Another intern caught the attention of company officials by quickly grasping new software for the tooling division.
"He's got a lot of promise," Tempesta said. "We've worked with some really sharp young adults. I have a lot of hope from what I've seen."
GW Plastics' high school and college programs open students' eyes, too.
"I think many young adults look at advanced manufacturing from their parents or grandparents' lenses. Their perception goes back to when there was no air conditioning, it was dirty, and it was sweatshop foundry kind of work," Tempesta said.
She likes to get high school and college students in the door to dispel myths about manufacturing as much as put GW Plastics on young job radars.

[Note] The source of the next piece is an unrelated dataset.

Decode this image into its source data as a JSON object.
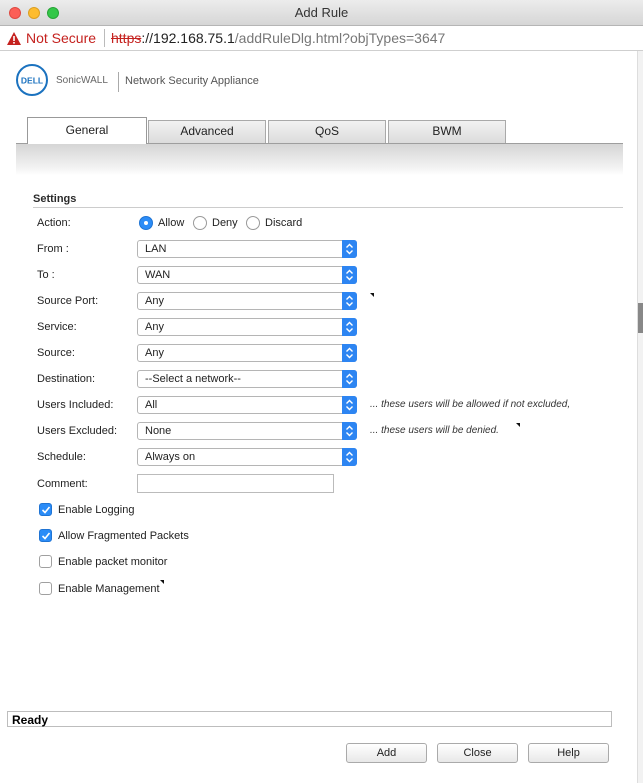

"When students come in, nine times out 10, almost 10 times out of 10, they say, 'I had no idea this is what it's like.' We're highly automated," Tempesta said. "They see a lot of robotics. It's clean and tidy. The processes are very efficient."
GW Plastics' facilities — there are eight worldwide — house sophisticated technology like 3D printers for plastic and steel and robotically assisted injection molding.
In another effort to develop a skilled workforce for its facilities, GW Plastics offers scholarships to incoming freshmen of Vermont Technical College who are pursuing an associate degree in mechanical engineering technology. The scholarship recipients also participate in the paid internship program at least one year.
"The scholarship virtually covers the cost of their tuition, and they get a guaranteed summer internship in between their freshman and sophomore years," Tempesta said.
In the last few years, about 10 graduates from Vermont Technical have gone to work at GW Plastics.
"They're some of the strongest, highest potential young engineers," Tempesta said. "It's great that they can work alongside our mature employees. They're learning the ropes to take over when the experienced engineers retire."
Some of the training and internship programs offered in Vermont have been implemented at other sites and eventually will be in full operation at every location, Tempesta said. In addition to the Bethel headquarters and two facilities in Royalton, GW Plastics has sites in Tucson, Ariz.; San Antonio, Texas; Sligo, Ireland; Dongguan, China; and Queretaro, Mexico.